Existem maneiras de olhar desde o alto, como quem se assegura de uma perspectiva geral, de um domínio transcendental ou de poder sobre os demais, por outro lado, há olhares humildes e mais próximos que abraçam a natureza das coisas prosaicas e elementares.
Partindo de algumas breves páginas de Sodoma e Gomorra de M. Proust, Didi-Huberman procede à análise desse instante memorável em que o olhar do narrador, doente e cansado, num gesto trivial, se debruça, sobre si mesmo para abraçar sentidas emoções.
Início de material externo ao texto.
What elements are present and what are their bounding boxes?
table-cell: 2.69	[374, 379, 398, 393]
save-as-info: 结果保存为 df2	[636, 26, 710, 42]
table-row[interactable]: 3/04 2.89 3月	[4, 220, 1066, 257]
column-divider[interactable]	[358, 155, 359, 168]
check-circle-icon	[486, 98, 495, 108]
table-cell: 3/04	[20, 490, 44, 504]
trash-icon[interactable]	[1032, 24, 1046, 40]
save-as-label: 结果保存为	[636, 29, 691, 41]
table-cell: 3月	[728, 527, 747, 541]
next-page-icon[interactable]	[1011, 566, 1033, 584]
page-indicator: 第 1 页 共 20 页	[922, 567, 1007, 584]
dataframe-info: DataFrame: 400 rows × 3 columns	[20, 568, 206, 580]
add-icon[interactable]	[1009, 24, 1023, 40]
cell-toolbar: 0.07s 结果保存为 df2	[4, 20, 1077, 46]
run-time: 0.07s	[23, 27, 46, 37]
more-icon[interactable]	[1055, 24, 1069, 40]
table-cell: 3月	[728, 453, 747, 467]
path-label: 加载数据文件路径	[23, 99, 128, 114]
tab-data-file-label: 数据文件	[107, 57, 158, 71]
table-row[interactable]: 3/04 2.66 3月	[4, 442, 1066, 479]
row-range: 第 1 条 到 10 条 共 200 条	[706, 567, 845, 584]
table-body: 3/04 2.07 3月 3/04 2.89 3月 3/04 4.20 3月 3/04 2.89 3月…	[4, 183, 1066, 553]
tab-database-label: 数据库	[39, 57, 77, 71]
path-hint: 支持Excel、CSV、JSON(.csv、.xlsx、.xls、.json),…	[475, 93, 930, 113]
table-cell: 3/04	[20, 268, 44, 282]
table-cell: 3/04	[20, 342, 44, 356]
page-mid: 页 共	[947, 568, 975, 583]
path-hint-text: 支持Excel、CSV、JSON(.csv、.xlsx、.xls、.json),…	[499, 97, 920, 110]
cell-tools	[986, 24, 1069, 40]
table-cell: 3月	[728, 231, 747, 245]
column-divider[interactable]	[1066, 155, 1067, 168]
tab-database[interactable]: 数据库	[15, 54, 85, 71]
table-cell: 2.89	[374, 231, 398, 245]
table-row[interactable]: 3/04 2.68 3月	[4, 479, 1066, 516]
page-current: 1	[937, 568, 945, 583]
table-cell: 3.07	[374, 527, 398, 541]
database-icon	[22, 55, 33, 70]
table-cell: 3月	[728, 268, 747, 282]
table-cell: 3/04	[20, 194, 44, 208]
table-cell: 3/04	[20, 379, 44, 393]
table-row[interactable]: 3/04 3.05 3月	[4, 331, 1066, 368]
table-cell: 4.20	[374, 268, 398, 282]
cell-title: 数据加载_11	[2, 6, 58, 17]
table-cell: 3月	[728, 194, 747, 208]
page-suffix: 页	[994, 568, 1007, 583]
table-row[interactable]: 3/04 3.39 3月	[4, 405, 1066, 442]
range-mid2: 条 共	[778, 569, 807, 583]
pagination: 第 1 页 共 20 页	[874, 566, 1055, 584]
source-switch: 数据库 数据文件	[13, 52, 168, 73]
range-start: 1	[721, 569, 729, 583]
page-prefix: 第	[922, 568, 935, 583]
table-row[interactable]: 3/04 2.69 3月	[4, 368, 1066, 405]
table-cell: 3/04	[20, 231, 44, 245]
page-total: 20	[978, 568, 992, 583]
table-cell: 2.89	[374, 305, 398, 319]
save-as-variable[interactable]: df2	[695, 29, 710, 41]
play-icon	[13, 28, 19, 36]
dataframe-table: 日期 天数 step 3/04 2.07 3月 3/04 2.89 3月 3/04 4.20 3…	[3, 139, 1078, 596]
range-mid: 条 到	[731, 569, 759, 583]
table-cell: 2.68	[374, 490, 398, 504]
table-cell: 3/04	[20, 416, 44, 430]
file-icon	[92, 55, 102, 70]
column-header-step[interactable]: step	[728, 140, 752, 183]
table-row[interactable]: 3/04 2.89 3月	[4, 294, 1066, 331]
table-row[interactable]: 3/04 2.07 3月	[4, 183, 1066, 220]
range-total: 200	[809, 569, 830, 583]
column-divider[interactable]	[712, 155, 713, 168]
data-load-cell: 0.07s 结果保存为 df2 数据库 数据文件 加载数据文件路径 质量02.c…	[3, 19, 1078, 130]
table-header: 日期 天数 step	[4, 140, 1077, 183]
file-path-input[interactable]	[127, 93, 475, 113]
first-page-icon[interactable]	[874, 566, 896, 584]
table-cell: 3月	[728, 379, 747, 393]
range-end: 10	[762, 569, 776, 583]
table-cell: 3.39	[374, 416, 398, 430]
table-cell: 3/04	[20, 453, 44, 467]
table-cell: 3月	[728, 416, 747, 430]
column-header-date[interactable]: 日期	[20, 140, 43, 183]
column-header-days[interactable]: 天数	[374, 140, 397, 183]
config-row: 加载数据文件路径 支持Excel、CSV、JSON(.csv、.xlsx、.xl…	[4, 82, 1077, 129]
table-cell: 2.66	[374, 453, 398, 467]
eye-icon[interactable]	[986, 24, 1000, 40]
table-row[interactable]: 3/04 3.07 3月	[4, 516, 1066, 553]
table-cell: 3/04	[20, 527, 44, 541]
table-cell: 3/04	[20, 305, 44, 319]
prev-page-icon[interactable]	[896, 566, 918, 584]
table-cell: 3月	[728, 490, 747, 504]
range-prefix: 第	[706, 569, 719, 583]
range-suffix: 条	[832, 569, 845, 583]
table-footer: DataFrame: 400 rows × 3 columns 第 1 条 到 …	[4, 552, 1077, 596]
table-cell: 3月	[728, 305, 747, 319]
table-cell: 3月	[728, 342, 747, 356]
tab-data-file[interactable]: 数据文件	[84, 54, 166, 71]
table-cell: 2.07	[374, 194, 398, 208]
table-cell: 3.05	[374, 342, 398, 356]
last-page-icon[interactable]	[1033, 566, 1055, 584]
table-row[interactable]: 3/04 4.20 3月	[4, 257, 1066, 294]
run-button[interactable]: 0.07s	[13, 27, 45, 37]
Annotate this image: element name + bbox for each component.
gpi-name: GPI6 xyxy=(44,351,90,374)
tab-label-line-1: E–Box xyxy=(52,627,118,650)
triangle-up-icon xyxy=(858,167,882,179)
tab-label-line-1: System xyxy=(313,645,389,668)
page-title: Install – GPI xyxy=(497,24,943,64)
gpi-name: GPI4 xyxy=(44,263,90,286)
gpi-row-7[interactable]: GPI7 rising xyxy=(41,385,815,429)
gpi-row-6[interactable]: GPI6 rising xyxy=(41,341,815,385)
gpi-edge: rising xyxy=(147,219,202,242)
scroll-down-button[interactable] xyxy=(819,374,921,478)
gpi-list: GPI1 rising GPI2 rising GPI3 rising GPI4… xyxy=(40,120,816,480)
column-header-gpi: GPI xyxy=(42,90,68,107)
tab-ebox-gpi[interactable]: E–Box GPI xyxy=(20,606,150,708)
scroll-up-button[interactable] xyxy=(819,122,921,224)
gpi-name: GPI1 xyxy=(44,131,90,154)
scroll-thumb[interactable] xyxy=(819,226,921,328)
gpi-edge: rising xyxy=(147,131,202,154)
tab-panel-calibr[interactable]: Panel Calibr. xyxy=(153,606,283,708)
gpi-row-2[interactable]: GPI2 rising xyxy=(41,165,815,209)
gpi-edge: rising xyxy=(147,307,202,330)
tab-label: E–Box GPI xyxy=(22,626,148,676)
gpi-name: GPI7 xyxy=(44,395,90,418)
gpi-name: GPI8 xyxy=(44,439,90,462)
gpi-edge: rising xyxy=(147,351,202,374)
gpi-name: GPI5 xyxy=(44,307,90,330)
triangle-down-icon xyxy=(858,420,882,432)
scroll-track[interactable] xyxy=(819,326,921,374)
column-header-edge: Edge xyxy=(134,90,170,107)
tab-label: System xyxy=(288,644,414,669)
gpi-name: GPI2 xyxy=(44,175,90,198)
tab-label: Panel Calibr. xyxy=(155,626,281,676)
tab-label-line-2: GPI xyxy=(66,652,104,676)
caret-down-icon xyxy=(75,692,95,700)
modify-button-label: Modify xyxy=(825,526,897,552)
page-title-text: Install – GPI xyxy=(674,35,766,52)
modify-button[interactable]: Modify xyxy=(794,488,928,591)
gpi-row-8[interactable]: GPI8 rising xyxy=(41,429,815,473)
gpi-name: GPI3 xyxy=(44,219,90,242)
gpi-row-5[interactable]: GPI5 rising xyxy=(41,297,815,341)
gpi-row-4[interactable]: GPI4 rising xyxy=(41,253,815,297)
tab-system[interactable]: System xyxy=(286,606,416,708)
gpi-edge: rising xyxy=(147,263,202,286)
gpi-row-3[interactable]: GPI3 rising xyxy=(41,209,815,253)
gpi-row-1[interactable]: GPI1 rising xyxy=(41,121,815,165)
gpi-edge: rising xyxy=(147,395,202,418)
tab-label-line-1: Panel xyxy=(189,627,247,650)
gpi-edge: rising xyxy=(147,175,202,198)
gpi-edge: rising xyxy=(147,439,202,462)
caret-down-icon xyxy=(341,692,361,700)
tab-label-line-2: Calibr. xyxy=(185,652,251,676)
Com esse gesto ergue-se diante de si um processo de rememoração visual e afetiva, um momento paradoxal onde a banalidade da acção - tirar os sapatos - se conjuga com a presença dolorida de intensas reminiscências.
Com extrema acuidade, Didi-Huberman examina a dialéctica desse acto, onde coabita o “nada” e a sobrevivência, a destruição e o indestrutível, mas também a dor e o desejo do narrador. Rememorar torna-se essa dinâmica do gesto, um vaivém indissociável do acto de escrever e de pensar.
Pensar debruçado configura-se assim como um poema de gestos da qual dependem a visão e o pensamento. Neste ponto a experiência proustiana entrecruza-se com a experiência interior de G. Bataille, ao questionar a intimidade da tensão visual da distância como um processo corporal de encaixamento-desencaixamento, simultaneamente imagético e emotivo. Através de Merleau-Ponty, E. Strauss e L. Biswanger, compreende-se como este processo se concretiza em modulações existenciais e se subjectiviza em experiências de espaço e de tempo, ou seja, em emoções que, sendo do corpo, pertencem também ao pensamento.